In a series of letters, most apparently surviving, Hammond wrote in detail to his parents about his travels. He had practical support, and an introduction to Sir Kenelm Digby, from Henry Holden in Paris, Holden being a good friend of Lady Mary Stanley, mother of Thomas Stanley and sister of Anthony Hammond, William's father. He carried out some research on French silk manufacturing, at the request of Edward Digges, his mother's brother. Jonas Moore, a family friend, sent Hammond a mathematical problem; he disclaimed any remaining competence in mathematics, and passed it to Digby to circulate among French mathematicians.

Hammond had a companion "Cosin Bowyer" for some of the way, able to lend him money, and "Heir of Camberwell". Following Brennan, this was a son of Sir Edmund Bowyer of Camberwell Green, who had married Hammond's great-aunt Hester Aucher, sister of Elizabeth Aucher. Sir Edmund's heir Anthony Bowyer, a future barrister and politician, matriculated at Christ Church, Oxford in 1651. Boywer fell ill with smallpox at Nîmes, and Hammond tended him there in September and October 1657. He commented on the banking of the River Rhône, compared to that used in the Fens.

==Later life==
According to Alumni Oxonienses, he may be the William Hammond who entered Gray's Inn, in 1663. Hammond mentions his chamber, in Gray's Inn. William Hammond, Esq. occurs as an "Old Adventurer" in a petition to Charles II concerned with the Great Level of the Fens. John Collins commented in a 1677 letter to John Wallis that Hammond was a "great lover" of mathematics.

==Family==
Hammond married, as her second husband, Elizabeth, daughter of Sir John Marsham, 1st Baronet. Marsham's wife Elizabeth was a sister of Anthony Hammond, his father, so this was a marriage of first cousins. The children of this marriage were three sons, one of whom died young, and two daughters: their daughter Anne married William Wotton, and Elizabeth married Oliver St John, son of Sir Oliver St John (died 1673), the judge. The eldest son William succeeded his father. By a second marriage Hammond had no children.

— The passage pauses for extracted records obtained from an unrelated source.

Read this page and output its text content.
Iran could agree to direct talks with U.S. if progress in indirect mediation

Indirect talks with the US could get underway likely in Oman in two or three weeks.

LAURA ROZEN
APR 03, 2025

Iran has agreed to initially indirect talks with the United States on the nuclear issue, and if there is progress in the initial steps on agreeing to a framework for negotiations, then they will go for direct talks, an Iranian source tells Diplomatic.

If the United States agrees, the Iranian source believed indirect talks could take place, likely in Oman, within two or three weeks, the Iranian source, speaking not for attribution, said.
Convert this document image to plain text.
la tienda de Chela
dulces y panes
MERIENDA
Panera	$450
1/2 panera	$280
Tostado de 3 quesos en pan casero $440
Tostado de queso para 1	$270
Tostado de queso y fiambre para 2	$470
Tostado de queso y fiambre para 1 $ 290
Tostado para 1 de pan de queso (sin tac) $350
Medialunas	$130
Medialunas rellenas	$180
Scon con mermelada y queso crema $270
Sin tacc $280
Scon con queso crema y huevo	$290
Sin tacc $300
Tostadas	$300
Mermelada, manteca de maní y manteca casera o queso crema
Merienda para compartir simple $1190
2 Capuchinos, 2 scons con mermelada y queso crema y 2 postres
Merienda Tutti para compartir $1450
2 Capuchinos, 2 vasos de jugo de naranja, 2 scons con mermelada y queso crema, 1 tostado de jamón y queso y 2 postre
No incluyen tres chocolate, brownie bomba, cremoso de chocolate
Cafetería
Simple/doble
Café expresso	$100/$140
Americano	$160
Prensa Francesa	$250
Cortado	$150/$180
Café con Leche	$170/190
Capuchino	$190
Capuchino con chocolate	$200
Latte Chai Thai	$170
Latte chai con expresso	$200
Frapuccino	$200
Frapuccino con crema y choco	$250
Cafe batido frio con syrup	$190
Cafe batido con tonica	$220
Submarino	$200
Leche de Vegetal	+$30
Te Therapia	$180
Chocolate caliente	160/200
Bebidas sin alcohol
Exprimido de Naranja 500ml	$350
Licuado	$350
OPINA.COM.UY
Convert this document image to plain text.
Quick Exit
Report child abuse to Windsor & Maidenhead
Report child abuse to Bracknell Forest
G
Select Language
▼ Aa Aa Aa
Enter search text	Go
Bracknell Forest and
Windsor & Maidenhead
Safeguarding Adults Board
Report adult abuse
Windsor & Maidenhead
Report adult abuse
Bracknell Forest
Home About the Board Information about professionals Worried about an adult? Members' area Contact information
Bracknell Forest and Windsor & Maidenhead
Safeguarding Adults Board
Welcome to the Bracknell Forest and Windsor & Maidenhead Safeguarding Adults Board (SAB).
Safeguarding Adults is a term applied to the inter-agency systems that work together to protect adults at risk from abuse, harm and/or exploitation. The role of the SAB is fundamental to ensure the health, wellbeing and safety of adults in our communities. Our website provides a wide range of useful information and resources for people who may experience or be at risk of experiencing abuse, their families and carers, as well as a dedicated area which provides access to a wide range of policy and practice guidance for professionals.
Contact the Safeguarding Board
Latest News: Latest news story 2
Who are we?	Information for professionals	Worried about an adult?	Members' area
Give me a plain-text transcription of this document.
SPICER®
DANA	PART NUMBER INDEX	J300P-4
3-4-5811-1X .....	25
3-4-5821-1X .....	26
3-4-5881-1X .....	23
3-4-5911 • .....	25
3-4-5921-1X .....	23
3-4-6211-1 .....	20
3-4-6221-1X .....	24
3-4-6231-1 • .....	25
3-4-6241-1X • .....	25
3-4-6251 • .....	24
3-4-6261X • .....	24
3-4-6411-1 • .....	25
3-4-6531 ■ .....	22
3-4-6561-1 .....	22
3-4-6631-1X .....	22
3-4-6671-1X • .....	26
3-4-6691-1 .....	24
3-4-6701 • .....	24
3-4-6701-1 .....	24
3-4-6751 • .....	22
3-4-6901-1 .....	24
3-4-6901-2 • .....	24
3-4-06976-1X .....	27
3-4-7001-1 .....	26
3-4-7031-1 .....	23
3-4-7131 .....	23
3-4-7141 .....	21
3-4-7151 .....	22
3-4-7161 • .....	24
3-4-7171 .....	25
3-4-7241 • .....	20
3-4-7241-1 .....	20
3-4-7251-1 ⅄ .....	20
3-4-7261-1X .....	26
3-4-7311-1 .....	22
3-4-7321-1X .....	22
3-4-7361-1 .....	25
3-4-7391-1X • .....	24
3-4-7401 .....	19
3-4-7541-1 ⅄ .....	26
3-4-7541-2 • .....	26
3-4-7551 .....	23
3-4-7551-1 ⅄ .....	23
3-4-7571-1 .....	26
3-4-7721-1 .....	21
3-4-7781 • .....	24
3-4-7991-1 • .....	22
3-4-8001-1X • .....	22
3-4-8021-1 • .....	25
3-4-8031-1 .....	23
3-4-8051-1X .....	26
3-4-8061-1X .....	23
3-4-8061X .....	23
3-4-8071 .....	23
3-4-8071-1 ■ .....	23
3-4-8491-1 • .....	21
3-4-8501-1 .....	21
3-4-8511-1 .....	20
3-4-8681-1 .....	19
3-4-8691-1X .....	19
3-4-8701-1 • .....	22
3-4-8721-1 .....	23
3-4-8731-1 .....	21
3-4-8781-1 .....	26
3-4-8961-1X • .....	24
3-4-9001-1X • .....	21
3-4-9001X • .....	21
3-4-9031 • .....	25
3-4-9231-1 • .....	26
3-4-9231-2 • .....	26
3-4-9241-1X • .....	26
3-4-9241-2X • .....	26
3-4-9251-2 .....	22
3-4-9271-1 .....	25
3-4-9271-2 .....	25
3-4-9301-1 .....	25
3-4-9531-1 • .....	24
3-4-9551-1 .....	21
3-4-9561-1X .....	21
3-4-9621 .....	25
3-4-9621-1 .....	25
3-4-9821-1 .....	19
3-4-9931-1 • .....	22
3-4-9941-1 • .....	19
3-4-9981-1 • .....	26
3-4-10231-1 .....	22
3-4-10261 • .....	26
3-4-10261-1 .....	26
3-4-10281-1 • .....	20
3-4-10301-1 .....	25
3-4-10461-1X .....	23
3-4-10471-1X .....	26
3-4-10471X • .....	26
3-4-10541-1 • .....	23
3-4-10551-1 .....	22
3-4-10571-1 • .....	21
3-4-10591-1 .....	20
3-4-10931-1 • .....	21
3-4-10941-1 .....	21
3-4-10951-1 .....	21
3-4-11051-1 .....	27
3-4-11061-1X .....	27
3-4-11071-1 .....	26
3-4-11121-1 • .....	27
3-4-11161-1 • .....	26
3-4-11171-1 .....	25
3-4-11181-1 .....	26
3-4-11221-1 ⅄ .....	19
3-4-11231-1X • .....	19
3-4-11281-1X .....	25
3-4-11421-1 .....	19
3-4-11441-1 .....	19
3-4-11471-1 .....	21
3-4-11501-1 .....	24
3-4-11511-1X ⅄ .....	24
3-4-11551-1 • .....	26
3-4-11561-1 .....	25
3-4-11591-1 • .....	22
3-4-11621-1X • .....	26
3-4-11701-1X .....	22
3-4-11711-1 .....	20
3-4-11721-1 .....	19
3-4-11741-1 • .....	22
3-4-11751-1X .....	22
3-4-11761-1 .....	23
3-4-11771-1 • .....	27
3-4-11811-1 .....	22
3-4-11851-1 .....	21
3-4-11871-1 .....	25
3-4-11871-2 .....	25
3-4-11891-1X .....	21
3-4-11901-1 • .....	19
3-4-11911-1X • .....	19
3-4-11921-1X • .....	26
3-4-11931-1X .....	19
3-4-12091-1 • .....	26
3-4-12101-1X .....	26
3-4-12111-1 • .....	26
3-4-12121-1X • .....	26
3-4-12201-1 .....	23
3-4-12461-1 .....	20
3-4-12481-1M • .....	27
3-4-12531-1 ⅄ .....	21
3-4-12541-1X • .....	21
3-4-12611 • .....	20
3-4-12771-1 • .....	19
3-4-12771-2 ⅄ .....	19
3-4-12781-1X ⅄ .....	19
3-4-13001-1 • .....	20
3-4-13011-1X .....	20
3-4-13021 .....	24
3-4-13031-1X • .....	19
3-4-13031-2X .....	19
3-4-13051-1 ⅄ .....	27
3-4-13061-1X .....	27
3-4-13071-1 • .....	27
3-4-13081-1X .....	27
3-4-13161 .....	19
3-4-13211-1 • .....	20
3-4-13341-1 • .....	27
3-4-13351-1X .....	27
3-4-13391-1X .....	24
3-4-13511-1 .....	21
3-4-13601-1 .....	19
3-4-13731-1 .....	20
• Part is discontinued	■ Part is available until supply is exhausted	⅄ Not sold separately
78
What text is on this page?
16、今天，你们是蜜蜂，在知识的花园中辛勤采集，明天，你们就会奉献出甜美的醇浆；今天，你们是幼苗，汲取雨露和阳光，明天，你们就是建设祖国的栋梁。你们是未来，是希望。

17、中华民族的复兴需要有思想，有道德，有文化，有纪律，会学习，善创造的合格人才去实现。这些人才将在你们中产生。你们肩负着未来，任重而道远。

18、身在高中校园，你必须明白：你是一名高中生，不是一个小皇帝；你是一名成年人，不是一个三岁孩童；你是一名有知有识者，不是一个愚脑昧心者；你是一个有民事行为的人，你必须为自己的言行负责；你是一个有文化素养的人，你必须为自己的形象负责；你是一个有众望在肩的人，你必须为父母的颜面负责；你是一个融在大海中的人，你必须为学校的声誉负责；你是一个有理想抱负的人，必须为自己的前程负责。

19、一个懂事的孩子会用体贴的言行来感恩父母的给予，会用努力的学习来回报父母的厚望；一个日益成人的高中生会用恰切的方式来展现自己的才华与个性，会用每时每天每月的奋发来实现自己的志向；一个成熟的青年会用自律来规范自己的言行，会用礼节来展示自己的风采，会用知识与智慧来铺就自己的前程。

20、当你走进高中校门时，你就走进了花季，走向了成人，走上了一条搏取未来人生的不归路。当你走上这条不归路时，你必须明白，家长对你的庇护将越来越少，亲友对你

==="Cosin Gabriell Richards"===

A possible relative, Gabriel Richards, is mentioned in William Hammond's letters as a "cousin". Some unresolved issues remain about the putative family connection.

==William Hammond FRS==
Hunter gives as definite information on William Hammond the Fellow of the Royal Society: the date of admission in 1661; the description "Kentish gentleman"; and activity in the Society to 1681. The suggestion that William Hammond FRS, of Kent, had travelled abroad as education for a future physician occurred in the 1792 Topographical Miscellanies of Samuel Egerton Brydges. His uncle the poet, also mentioned by Hunter, is thought to have died c.1655.

==Legacy==
Hammond's letters from his tour survive in two copies. One set, which passed through the hands of Bruce Ingram, is in the Brotherton Collection of the University of Leeds. A second set was copied by an unknown person, placed only as a first cousin of Lady Elizabeth Lombe, wife of Sir Thomas Lombe, in the middle years of the 18th century. It is in the British Library.